Context and relevance
This work leverages unprecedented sample sizes from population biobanks to study STR instability at scale. It confirms that somatic repeat expansion is genetically modulated, implicates many DNA-repair genes as modifiers, and highlights the strong locus- and tissue-specific nature of these effects. For researchers, the findings expand potential therapeutic targets for expansion disorders (beyond HTT) and identify candidate blood-based biomarkers for monitoring somatic instability. Clinically, the GLS association shows how low-penetrance, dominant repeat expansions can be discovered only in very large cohorts and may explain previously unexplained disease risk signals.

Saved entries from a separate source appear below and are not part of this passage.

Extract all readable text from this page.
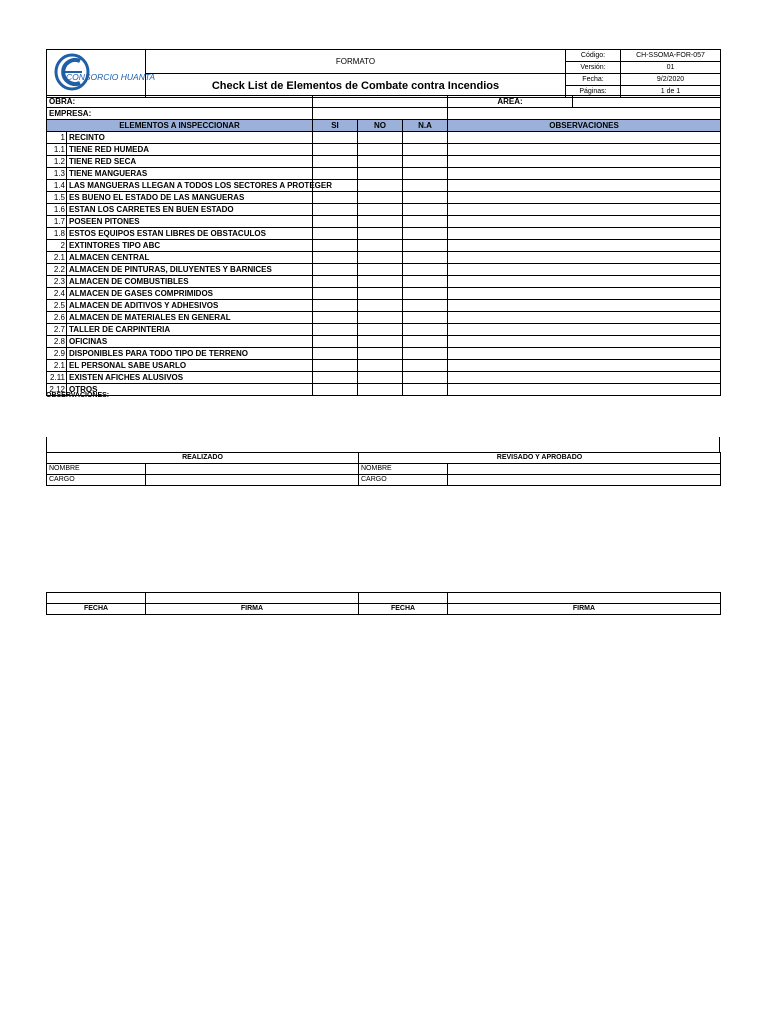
CONSORCIO HUANTA	FORMATO	Código:	CH-SSOMA-FOR-057
		Versión:	01
	Check List de Elementos de Combate contra Incendios	Fecha:	9/2/2020
		Páginas:	1 de 1
OBRA:					AREA:	
EMPRESA:						
ELEMENTOS A INSPECCIONAR		SI	NO	N.A	OBSERVACIONES	
1	RECINTO					
1.1	TIENE RED HUMEDA					
1.2	TIENE RED SECA					
1.3	TIENE MANGUERAS					
1.4	LAS MANGUERAS LLEGAN A TODOS LOS SECTORES A PROTEGER					
1.5	ES BUENO EL ESTADO DE LAS MANGUERAS					
1.6	ESTAN LOS CARRETES EN BUEN ESTADO					
1.7	POSEEN PITONES					
1.8	ESTOS EQUIPOS ESTAN LIBRES DE OBSTACULOS					
2	EXTINTORES TIPO ABC					
2.1	ALMACEN CENTRAL					
2.2	ALMACEN DE PINTURAS, DILUYENTES Y BARNICES					
2.3	ALMACEN DE COMBUSTIBLES					
2.4	ALMACEN DE GASES COMPRIMIDOS					
2.5	ALMACEN DE ADITIVOS Y ADHESIVOS					
2.6	ALMACEN DE MATERIALES EN GENERAL					
2.7	TALLER DE CARPINTERIA					
2.8	OFICINAS					
2.9	DISPONIBLES PARA TODO TIPO DE TERRENO					
2.1	EL PERSONAL SABE USARLO					
2.11	EXISTEN AFICHES ALUSIVOS					
2.12	OTROS					
OBSERVACIONES:
REALIZADO		REVISADO Y APROBADO	
NOMBRE		NOMBRE	
CARGO		CARGO	

FECHA	FIRMA	FECHA	FIRMA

Limitations include reliance on short-read WGS (which gives imperfect sizing for very long alleles) and the use of blood as a surrogate tissue; the paper stresses the need for long-read and tissue-specific studies to follow up mechanistic and therapeutic leads.
Why should I read this
Quick take: if you care about repeat-expansion diseases, DNA-repair biology, or biomarker development this paper is big news — it pulls apart how common and rare genetic variation shapes somatic instability across hundreds of thousands of people, and even spots a likely new repeat-driven disease signal at GLS. The tone is punchy: they built clever filters for short-read data, used huge cohorts to boost power, and came away with modifier genes that are plausible drug targets. Read it for the methods, the modifier genetics, and that surprising GLS-clinical link — all of which could shape future translational work.